Bahas Digitalisasi UMKM, Dosen FEB UMM Raih Best Paper AFEB-PTM 2018

DUA dosen dari Fakultas Ekonomi dan Bisnis (FEB) UMM, M Sri Wahyudi., SE, ME dan Mocahamad Rofik., S.Pd, M.Pd berhasil mendapatkan Peringkat Pertama Best Paper dalam Seminar dan Call for Paper Asosiasi Fakultas Ekonomi dan Bisnis Perguruan Tinggi Muhammadiyah (AFEB PTM) se-Indonesia, Kamis (13/12). Wahyudi dan Rofik berhasil mendapatkan Best Paper untuk kategori penelitian bidang ekonomi pembangunan setelah melakukan penelitian di bidang digitaliasi UMKM Jawa Timur.
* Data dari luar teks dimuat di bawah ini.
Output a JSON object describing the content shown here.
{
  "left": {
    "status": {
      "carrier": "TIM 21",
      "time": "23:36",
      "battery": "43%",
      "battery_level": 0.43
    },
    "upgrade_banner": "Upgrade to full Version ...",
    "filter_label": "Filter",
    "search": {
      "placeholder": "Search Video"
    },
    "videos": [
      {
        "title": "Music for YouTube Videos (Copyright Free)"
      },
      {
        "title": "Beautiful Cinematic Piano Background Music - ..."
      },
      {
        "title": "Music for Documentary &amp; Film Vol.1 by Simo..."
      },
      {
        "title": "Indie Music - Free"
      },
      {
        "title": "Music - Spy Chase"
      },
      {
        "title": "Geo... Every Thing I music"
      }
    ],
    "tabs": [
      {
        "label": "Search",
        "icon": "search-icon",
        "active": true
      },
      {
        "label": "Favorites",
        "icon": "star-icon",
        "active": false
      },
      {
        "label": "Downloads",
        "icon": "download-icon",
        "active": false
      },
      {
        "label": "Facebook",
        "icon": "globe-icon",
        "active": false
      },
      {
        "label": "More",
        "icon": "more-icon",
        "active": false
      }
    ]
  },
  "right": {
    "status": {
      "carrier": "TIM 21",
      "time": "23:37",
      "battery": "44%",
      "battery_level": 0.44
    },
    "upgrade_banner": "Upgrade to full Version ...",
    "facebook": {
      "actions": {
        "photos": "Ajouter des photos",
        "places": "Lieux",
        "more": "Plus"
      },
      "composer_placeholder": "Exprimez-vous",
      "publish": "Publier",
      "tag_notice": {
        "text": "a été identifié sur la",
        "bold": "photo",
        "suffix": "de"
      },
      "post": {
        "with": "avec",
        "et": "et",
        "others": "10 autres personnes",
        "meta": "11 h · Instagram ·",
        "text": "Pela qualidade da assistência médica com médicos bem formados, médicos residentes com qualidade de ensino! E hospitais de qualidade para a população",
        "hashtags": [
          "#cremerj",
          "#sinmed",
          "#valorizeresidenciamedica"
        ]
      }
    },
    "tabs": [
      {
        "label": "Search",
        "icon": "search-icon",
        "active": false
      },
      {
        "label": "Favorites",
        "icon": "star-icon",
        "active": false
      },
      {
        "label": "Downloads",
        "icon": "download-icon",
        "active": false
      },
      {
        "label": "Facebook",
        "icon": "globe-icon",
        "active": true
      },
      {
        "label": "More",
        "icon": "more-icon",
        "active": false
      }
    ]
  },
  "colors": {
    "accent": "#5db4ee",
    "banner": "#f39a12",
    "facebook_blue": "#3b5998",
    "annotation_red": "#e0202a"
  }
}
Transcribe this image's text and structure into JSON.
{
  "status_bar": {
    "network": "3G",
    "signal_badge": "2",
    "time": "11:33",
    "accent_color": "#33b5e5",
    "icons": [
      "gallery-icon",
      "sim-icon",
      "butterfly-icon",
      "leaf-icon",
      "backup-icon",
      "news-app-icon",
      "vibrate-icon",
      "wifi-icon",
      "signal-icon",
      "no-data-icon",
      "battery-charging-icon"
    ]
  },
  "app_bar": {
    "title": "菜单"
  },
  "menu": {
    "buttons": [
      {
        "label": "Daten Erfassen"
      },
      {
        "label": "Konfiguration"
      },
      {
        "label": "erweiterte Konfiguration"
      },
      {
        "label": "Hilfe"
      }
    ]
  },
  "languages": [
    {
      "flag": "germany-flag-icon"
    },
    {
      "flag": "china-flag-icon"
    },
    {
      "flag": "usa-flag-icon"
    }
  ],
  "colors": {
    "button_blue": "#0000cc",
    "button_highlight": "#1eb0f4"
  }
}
Wahyudi berujar bahwa penelitian yang dilakukan bertujuan untuk memetakan potensi dan kesiapan UMKM di Jawa Timur dalam menghadapi era revolusi industri 4.0. “Penelitian ini dimaksudkan untuk melakukan pemetaan potensi serta melihat sejauh mana kesiapan UMKM di Jawa Timur dalam menghadapi Revolusi Indusitri 4.0,” ungkap Wahyudi yang juga menjabat sebagai Sekretaris Program Studi Ilmu Ekonomi dan Studi Pembangunan (IESP). Sementara itu, ditemui secara terpisah, Rofik berharap bahwa capaian yang telah ditorehkan dapat semakin memacu semangatnya untuk terus berkontribusi bagi pembangunan ekonomi khususnya di Jawa Timur. “Kita ketahui bahwa 50% lebih PDRB Jawa Timur ditopang oleh UMKM,” terangnya. Sehingga sangat penting untuk memastikan UMKM di Jawa Timur dapat bersaing di era Internet of Things seperti sekarang,” ujar dosen yang mengampu mata kuliah Matematika Ekonomi tersebut. Paper Wahyudi dan Rofik berhasil menyisihkan setidaknya 107 paper dari 54 PTM se-Indonesia. (*/can)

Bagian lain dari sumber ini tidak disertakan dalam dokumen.